Mineola Board of Education Vice President Terence Hale announced his resignation from the school board at Wednesday night’s meeting, citing a demand filed by outgoing board Trustee Irene Parrino with the state education commissioner for his removal from the board.
Hale said the school board had been named as a co-respondent in papers Parrino filed with the state on May 22 that claimed Hale had sent “inappropriate” e-mails to board members in mid-April.
He said he was resigning because he did not want the school district to incur legal costs responding to the allegations.
“I will not allow one taxpayer dollar to be wasted on this frivolous action,” Hale said. “Therefore I have decided that it is in the best interest of the district that I step down as a member of this board.”
In a long statement read to a meeting room crowded with his supporters, a visibly emotional Hale called the e-mails “Terryisms” and without identifying their contents said they “had been misunderstood.”
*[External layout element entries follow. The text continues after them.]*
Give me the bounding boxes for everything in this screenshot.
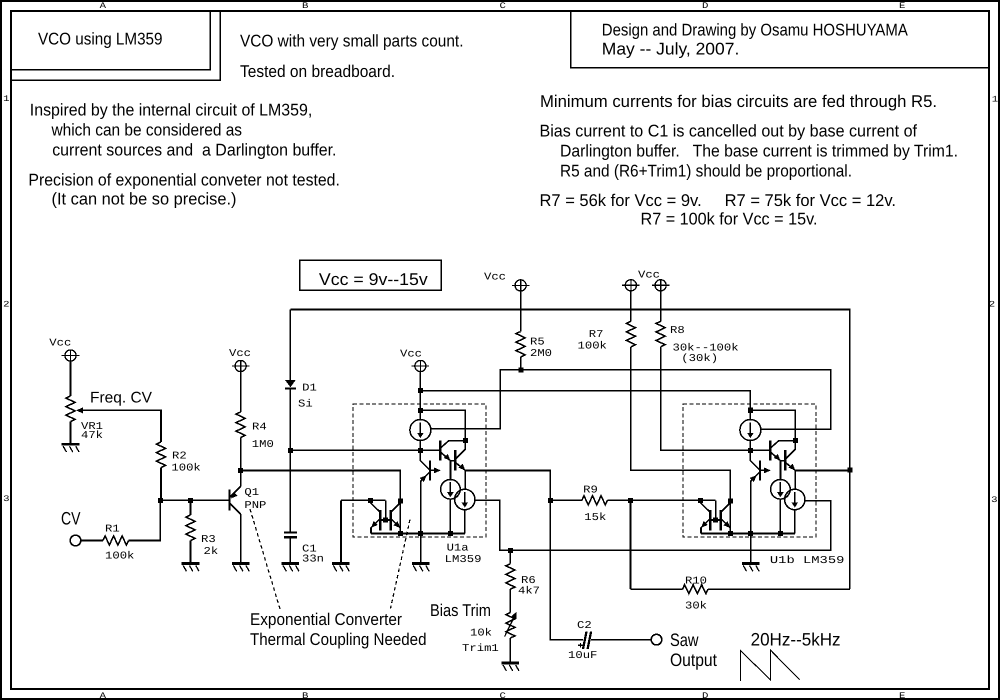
svg-text:A: A [100, 691, 108, 700]
wire U1a mirror input [341, 499, 386, 501]
svg-text:CV: CV [61, 509, 81, 529]
ground (C1) [282, 564, 300, 572]
U1a junction mirror-left collector [368, 498, 373, 503]
U1a mirror-right emitter [391, 519, 401, 534]
U1a PNP emitter diagonal [421, 472, 430, 534]
U1a mirror-right collector [391, 501, 401, 512]
U1b NPN1 emitter diagonal [770, 452, 780, 461]
U1a junction mirror-right collector [398, 498, 403, 503]
junction node U1b top [748, 408, 753, 413]
wire R4 to Q1 emitter node [240, 438, 242, 471]
U1b wire CS1 top branch to collector rail [750, 410, 795, 450]
leader to mirror pair [391, 520, 411, 609]
resistor R9 15k [582, 496, 608, 505]
svg-text:Output: Output [670, 650, 717, 670]
wire R5 to bias node [520, 357, 522, 370]
U1a transistor NPN1 base bar [439, 441, 441, 461]
U1b junction rail left [728, 531, 733, 536]
U1b junction CS1 top branch [748, 408, 753, 413]
U1b current source CS1 [740, 420, 761, 441]
wire C2 node to R9 [550, 499, 582, 501]
svg-text:R1: R1 [105, 524, 120, 536]
U1b wire CS2 to rail [779, 499, 781, 533]
ground (Trim1) [502, 663, 520, 671]
U1a junction CS1 top branch [418, 408, 423, 413]
wire U1a NPN2 emitter to C2 node [465, 471, 550, 501]
junction node R9/R10 [628, 498, 633, 503]
wire R9 to U1b mirror input [607, 499, 715, 501]
wire wiper to R2 [82, 410, 161, 442]
svg-text:B: B [302, 1, 308, 11]
U1b junction input node [748, 448, 753, 453]
U1a wire NPN1 emitter to NPN2 base [451, 460, 456, 462]
U1a mirror-left emitter arrow [371, 521, 378, 528]
svg-text:Precision of exponential conve: Precision of exponential conveter not te… [28, 171, 340, 190]
U1b junction collector rail [793, 438, 798, 443]
svg-text:2M0: 2M0 [530, 348, 552, 360]
U1b NPN1 emitter arrow [774, 454, 781, 461]
U1b mirror base link [710, 519, 721, 521]
trimmer Trim1 10k [505, 612, 517, 638]
U1b transistor PNP base bar [759, 460, 761, 480]
wire U1b top corner [749, 391, 751, 411]
svg-text:100k: 100k [171, 463, 200, 475]
wire R2 to base node [160, 468, 162, 501]
potentiometer VR1 47k [66, 396, 75, 422]
svg-text:Bias current to C1 is cancelle: Bias current to C1 is cancelled out by b… [540, 122, 918, 141]
wire C2 to output [591, 639, 651, 641]
svg-text:R7: R7 [589, 329, 604, 341]
U1b wire CS3 to rail [794, 510, 796, 534]
U1b ground [742, 564, 760, 572]
resistor R5 2M0 [516, 332, 525, 358]
svg-text:VCO with very small parts coun: VCO with very small parts count. [240, 32, 464, 51]
Q1 emitter arrow (PNP) [231, 492, 238, 499]
U1b emitter rail [701, 533, 795, 535]
U1a junction input node [418, 448, 423, 453]
resistor R3 2k [186, 515, 195, 541]
svg-text:10uF: 10uF [568, 650, 597, 662]
svg-text:1: 1 [3, 94, 9, 104]
wire D1 cathode to C1 [289, 388, 291, 531]
U1b wire rail to ground [750, 534, 752, 564]
wire C2 node down [550, 500, 583, 639]
U1a wire top feed [419, 391, 421, 420]
wire Q1 emitter up [240, 471, 242, 487]
wire U1a CS3 out [475, 500, 831, 550]
svg-text:2: 2 [3, 300, 9, 310]
U1b wire NPN1 emitter to CS2 [780, 461, 782, 480]
U1b PNP emitter diagonal [751, 472, 760, 534]
svg-text:20Hz--5kHz: 20Hz--5kHz [751, 630, 841, 650]
U1a wire rail to ground [420, 534, 422, 564]
U1b transistor mirror-right base bar [720, 510, 722, 531]
U1b wire CS1 to input node [749, 441, 751, 451]
wire Q1 collector to ground [240, 514, 242, 563]
junction node R5 bias [518, 367, 523, 372]
U1a wire NPN1 emitter to CS2 [450, 461, 452, 480]
svg-text:Vcc: Vcc [484, 272, 506, 284]
wire base rail to Q1 [160, 499, 229, 501]
svg-text:3: 3 [991, 495, 997, 505]
U1a NPN2 emitter diagonal [455, 462, 465, 470]
wire Vcc to VR1 [70, 361, 72, 396]
U1b junction mirror-right collector [728, 498, 733, 503]
wire Q1 node to U1a mirror [241, 471, 401, 501]
U1b dashed boundary [683, 404, 816, 537]
transistor Q1 base bar [228, 489, 230, 510]
U1a junction rail right [448, 531, 453, 536]
svg-text:R4: R4 [252, 422, 267, 434]
svg-text:Minimum currents for bias circ: Minimum currents for bias circuits are f… [540, 92, 937, 111]
U1b NPN1 collector [770, 441, 795, 449]
U1a current source CS3 [455, 489, 475, 509]
svg-text:Thermal Coupling Needed: Thermal Coupling Needed [250, 630, 427, 649]
svg-text:which can be considered as: which can be considered as [51, 121, 242, 140]
U1b junction rail right [778, 531, 783, 536]
wire to R10 [631, 588, 683, 590]
svg-text:4k7: 4k7 [518, 586, 540, 598]
output terminal Saw [651, 634, 662, 645]
svg-text:1: 1 [992, 95, 998, 105]
svg-text:Saw: Saw [670, 630, 699, 650]
junction node R1/R2 [158, 498, 163, 503]
junction node U1a top [418, 388, 423, 393]
U1b junction mirror base [713, 518, 718, 523]
svg-text:Darlington buffer. The base: Darlington buffer. The base current is t… [560, 142, 958, 161]
U1b wire top feed [749, 391, 751, 420]
wire Vcc to U1a top [419, 372, 421, 391]
svg-text:Exponential Converter: Exponential Converter [250, 610, 402, 629]
U1b transistor NPN1 base bar [769, 441, 771, 461]
wire bias to U1b CS [521, 370, 831, 429]
wire VR1 to ground [70, 422, 72, 445]
U1a junction mirror base [383, 518, 388, 523]
svg-text:C2: C2 [577, 620, 592, 632]
U1a wire mirror base to input wire [385, 500, 387, 520]
svg-text:D: D [702, 691, 708, 700]
resistor R4 1M0 [236, 412, 245, 438]
wire mirror input to ground [340, 500, 342, 563]
svg-text:A: A [100, 1, 108, 11]
wire R1 to corner up [129, 500, 161, 540]
wire R9 node down to R10 [630, 500, 632, 589]
U1a NPN1 emitter arrow [444, 454, 451, 461]
wire top rail from D1 [290, 310, 850, 471]
wire Vcc rail to U1b [420, 391, 750, 411]
wire D1 anode [289, 310, 291, 380]
U1a PNP emitter arrow [420, 475, 427, 482]
power Vcc symbol (R4) [232, 360, 250, 371]
U1b wire NPN1 emitter to NPN2 base [781, 460, 786, 462]
wire C1 to ground [289, 538, 291, 563]
svg-text:R10: R10 [685, 576, 707, 588]
wire Vcc to R7 [630, 291, 632, 321]
wire Vcc to R5 [520, 291, 522, 332]
U1b current source CS3 [785, 489, 805, 509]
U1a NPN2 collector diagonal [455, 449, 465, 459]
U1a junction rail left [398, 531, 403, 536]
svg-text:100k: 100k [105, 551, 134, 563]
wire CV terminal to R1 [81, 540, 103, 542]
wire U1b NPN2 emitter to right rail [795, 470, 850, 472]
svg-text:R9: R9 [583, 485, 598, 497]
U1a transistor mirror-right base bar [390, 510, 392, 531]
U1a ground [412, 564, 430, 572]
U1a PNP base lead arrow [430, 468, 441, 474]
U1b NPN2 collector diagonal [785, 449, 795, 459]
U1a mirror-right emitter arrow [393, 521, 400, 528]
svg-text:E: E [899, 691, 905, 700]
svg-text:R7 = 56k for Vcc = 9v. R7: R7 = 56k for Vcc = 9v. R7 = 75k for Vcc … [540, 191, 897, 210]
wire bias to U1a CS [431, 370, 521, 429]
svg-text:Vcc: Vcc [638, 270, 660, 282]
U1a wire input node to PNP collector [420, 450, 430, 470]
U1b mirror-left emitter arrow [701, 521, 708, 528]
U1a mirror-left collector [370, 500, 380, 512]
U1b PNP emitter arrow [750, 475, 757, 482]
junction node C2 tap [548, 498, 553, 503]
wire R10 to right rail [708, 588, 850, 590]
svg-text:Si: Si [298, 399, 313, 411]
power Vcc symbol (R5) [512, 280, 530, 291]
sawtooth waveform symbol [740, 650, 799, 681]
svg-text:10k: 10k [470, 628, 492, 640]
junction node U1b input [748, 448, 753, 453]
U1a wire NPN2 emitter to CS3 [464, 471, 466, 490]
junction node Q1 emitter [238, 468, 243, 473]
svg-text:U1b LM359: U1b LM359 [770, 555, 845, 567]
svg-text:3: 3 [3, 494, 9, 504]
U1a mirror-left emitter [371, 519, 380, 534]
svg-text:R3: R3 [201, 534, 216, 546]
wire to R3 [190, 500, 192, 515]
resistor R8 30k [656, 321, 665, 347]
svg-text:(It can not be so precise.): (It can not be so precise.) [52, 190, 237, 209]
svg-text:C: C [500, 691, 506, 700]
svg-text:Vcc: Vcc [229, 348, 251, 360]
U1b junction rail center [748, 531, 753, 536]
title box outer rect [11, 11, 220, 80]
ground (U1a input) [332, 564, 350, 572]
svg-text:33n: 33n [302, 554, 324, 566]
svg-text:R8: R8 [670, 325, 685, 337]
wire Trim1 to ground [509, 638, 511, 663]
svg-text:Design and Drawing by Osamu HO: Design and Drawing by Osamu HOSHUYAMA [602, 21, 909, 40]
junction node right rail [847, 468, 852, 473]
svg-text:VCO using LM359: VCO using LM359 [38, 30, 163, 49]
resistor R1 100k [103, 536, 129, 545]
U1a junction collector rail [463, 438, 468, 443]
svg-text:Tested on breadboard.: Tested on breadboard. [240, 62, 395, 81]
U1b wire collector drop [729, 501, 731, 534]
power Vcc symbol (U1a/U1b) [412, 360, 430, 371]
ground (Q1) [232, 564, 250, 572]
U1a emitter rail [371, 533, 465, 535]
power Vcc symbol (VR1) [62, 350, 80, 361]
resistor R10 30k [683, 585, 709, 594]
U1b NPN2 emitter arrow [789, 464, 796, 471]
svg-text:D1: D1 [302, 383, 317, 395]
U1a wire collector drop [399, 501, 401, 534]
capacitor C1 33n [284, 533, 297, 538]
wire Vcc to R4 [240, 372, 242, 412]
svg-text:Inspired by the internal circu: Inspired by the internal circuit of LM35… [30, 101, 313, 120]
junction node R3 tap [188, 498, 193, 503]
U1a NPN1 collector [440, 441, 465, 449]
U1a mirror base link [380, 519, 391, 521]
svg-text:D: D [702, 1, 708, 11]
wire R7 to U1b mirror [631, 347, 730, 501]
wire R6 tap down [509, 550, 511, 563]
svg-text:(30k): (30k) [681, 353, 718, 365]
U1b transistor mirror-left base bar [709, 510, 711, 531]
svg-text:15k: 15k [584, 512, 606, 524]
U1b mirror-right emitter arrow [723, 521, 730, 528]
svg-text:C: C [500, 1, 506, 11]
U1b mirror-right emitter [721, 519, 731, 534]
U1a NPN1 emitter diagonal [440, 452, 450, 461]
svg-text:47k: 47k [81, 430, 103, 442]
wire R3 to ground [190, 541, 192, 564]
U1a current source CS1 [410, 420, 431, 441]
U1b NPN2 emitter diagonal [785, 462, 795, 470]
svg-text:U1a: U1a [447, 543, 469, 555]
resistor R6 4k7 [506, 564, 515, 590]
svg-text:Vcc: Vcc [49, 338, 71, 350]
U1a wire CS1 to input node [419, 441, 421, 451]
svg-text:Freq. CV: Freq. CV [90, 390, 153, 407]
svg-text:LM359: LM359 [445, 554, 482, 566]
svg-text:R5 and (R6+Trim1) should be pr: R5 and (R6+Trim1) should be proportional… [560, 162, 852, 181]
wire right rail [849, 470, 851, 589]
VR1 wiper arrow [76, 408, 83, 414]
U1a dashed boundary [353, 404, 486, 537]
Q1 collector diagonal [230, 503, 241, 514]
power Vcc symbol (R7) [622, 280, 640, 291]
svg-text:current sources and a Darling: current sources and a Darlington buffer. [52, 140, 336, 159]
svg-text:E: E [899, 1, 905, 11]
Q1 emitter diagonal [230, 486, 241, 497]
svg-text:2k: 2k [204, 546, 219, 558]
U1b PNP base lead arrow [760, 468, 771, 474]
wire D1 node to U1a input [290, 449, 440, 451]
U1a wire CS3 to rail [464, 510, 466, 534]
ground (R3) [182, 564, 200, 572]
resistor R2 100k [157, 442, 166, 468]
capacitor C2 10uF [578, 632, 591, 650]
svg-text:1M0: 1M0 [252, 439, 274, 451]
wire R6 to Trim1 [509, 589, 511, 612]
U1a NPN2 emitter arrow [459, 464, 466, 471]
U1a transistor PNP base bar [429, 460, 431, 480]
junction node R6 tap [508, 548, 513, 553]
U1b wire input node to PNP collector [750, 450, 760, 470]
U1a transistor NPN2 base bar [454, 450, 456, 471]
svg-text:R2: R2 [172, 451, 187, 463]
svg-text:Vcc: Vcc [400, 349, 422, 361]
U1b mirror-right collector [721, 501, 731, 512]
svg-text:2: 2 [989, 300, 995, 310]
svg-text:Trim1: Trim1 [462, 643, 499, 655]
ground (VR1) [62, 444, 80, 452]
input terminal CV [70, 535, 81, 546]
svg-text:R5: R5 [530, 337, 545, 349]
svg-text:R7 = 100k for Vcc = 15v.: R7 = 100k for Vcc = 15v. [641, 210, 818, 229]
U1a current source CS2 [441, 480, 461, 500]
resistor R7 100k [626, 321, 635, 347]
U1a wire CS2 to rail [449, 499, 451, 533]
U1a wire CS1 top branch to collector rail [420, 410, 465, 450]
U1b current source CS2 [771, 480, 791, 500]
junction node D1/C1 [288, 448, 293, 453]
U1a transistor mirror-left base bar [379, 510, 381, 531]
U1a junction rail center [418, 531, 423, 536]
svg-text:Q1: Q1 [244, 487, 259, 499]
svg-text:B: B [302, 691, 308, 700]
U1b wire mirror base to input wire [715, 500, 717, 520]
wire Vcc to R8 [660, 291, 662, 321]
diode D1 Si [285, 380, 296, 389]
leader to Q1 [250, 509, 280, 609]
U1b mirror-left emitter [701, 519, 710, 534]
svg-text:Vcc = 9v--15v: Vcc = 9v--15v [319, 270, 428, 289]
wire R8 to U1b base [661, 347, 771, 451]
U1b junction mirror-left collector [698, 498, 703, 503]
U1b mirror-left collector [700, 500, 710, 512]
svg-text:30k: 30k [685, 601, 707, 613]
U1b transistor NPN2 base bar [784, 450, 786, 471]
designer box [571, 11, 990, 68]
U1b wire NPN2 emitter to CS3 [794, 471, 796, 490]
svg-text:Bias Trim: Bias Trim [430, 601, 491, 620]
svg-text:PNP: PNP [244, 500, 266, 512]
title box inner rect [11, 11, 210, 70]
Vcc range box [300, 260, 442, 290]
power Vcc symbol (R8) [652, 280, 670, 291]
svg-text:100k: 100k [578, 341, 607, 353]
svg-text:May -- July, 2007.: May -- July, 2007. [602, 40, 740, 59]
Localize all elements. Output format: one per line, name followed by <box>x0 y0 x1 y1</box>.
He said his resignation would be effective at midnight, July 2.
“This is a sad day and probably the worst in my life,” Hale continued. “I have served you, the good people of the Mineola School District, faithfully and compassionately for five years as an elected board member.”
Hale said he had apologized in writing and verbally to his fellow board members about the e-mails and said it was his “belief” that his apology had been accepted.
Parrino said she filed the complaint against Hale the day after she lost her board seat to educator Patricia Navarra, who like Hale had disagreed with Parrino over the district’s heatedly debated reconfiguration plan two years ago.
“You had three years to bring something to this community and you failed. You failed and they voted you out,” Hale said in remarks directed to Parrino.
Hale concluded his statement by apologizing to school district residents.
“I’m sorry. I let you down and hope you will allow me to make it up to you,” he said. “A few poorly chosen words on my part makes me unable to continue to serve you as trustee at this time.”
After the meeting, Hale declined to specify what the e-mails said and called Parrino’s action “nothing more than a frivolous attack on my character.”
He added that he considered the e-mails to be “personal and confidential.”
Asked whether he would consider running for the school board again, he said, “Absolutely.”
Parrino also declined to provide details of what the e-mails contained.
“What he said in those e-mails was inappropriate,” she said, describing their content as “demeaning” and “derogatory.”
She said Hale’s e-mails to fellow board members included references to an incident at the Jackson Avenue School earlier this year when one boy saved a friend from choking on a carrot. She said Hale also made “demeaning” comments about district teachers.
In an interview with Blank Slate Media prior to the election, Parrino said some of Hale’s e-mails targeted her.
But on Wednesday night she said she was not criticized by him in the e-mails.
Mineola Superintendent of Schools Michael Nagler refused a request for a copy of the complaint under the Freedom of Information Law on grounds that releasing the information would violate personal privacy.
Parrino said filing the complaint against Hale on May 22 had nothing to do with her having just lost the election.
“It had more to do with the timing of when I had to file the papers,” she said.
She also said her complaint was not politically motivated.
She and Hale had been on opposing sides of plans for consolidating the school district, with Hale in favor of closing schools in response to the decline in student population and Parrino resisting the board’s plans to do so. Those plans have been implemented with the leasing of the Cross Street School and most of the Willis Avenue School.
Parrino said she brought the issue to the state education commissioner’s office after filing a complaint against Hale with the Mineola Board of education and receiving no response.
“They didn’t act, but I had no other alternative but to go the route of the commissioner of education,” Parrino said.
Efforts to reach her on Thursday to obtain copies of the papers she filed with the state department of education were unavailing.
A spokesman for the state Board of Education said copies of the complaint could not be released until the parties named in the complaint had an opportunity to respond.
She said other board members had told Hale to stop sending inappropriate e-mails before she filed the complaint.
Trustee Artie Barnett indicated that he did not believe Hale’s comments were meant to be hurtful.
“He’s Mineola’s own Yogi Berra,” Barnett said when asked about the e-mails. “They’re all meant to make people smile once in a while.”
“Board members have lots of communications and lots of conversations,” said board Trustee Christine Napolitano. “I feel terrible that such an incredible dedicated career could come to an end.”
Board President Will Hornberger, who had been Hale’s running mate in the pivotal 2011 school district election, declined to comment.
Several district residents expressed support for Hale during public remarks at the end of the meeting. And one PTA member made a pointed remark to Parrino.
“Your children are young and they have a long time to go in school in this district,” said Cindy Velez, a member of the Mineola High School PTSA. “I don’t think you want to see them bogged down with something that has nothing to do with them.”
Nagler said the board could either appoint someone or hold a special election to fill Hale’s seat.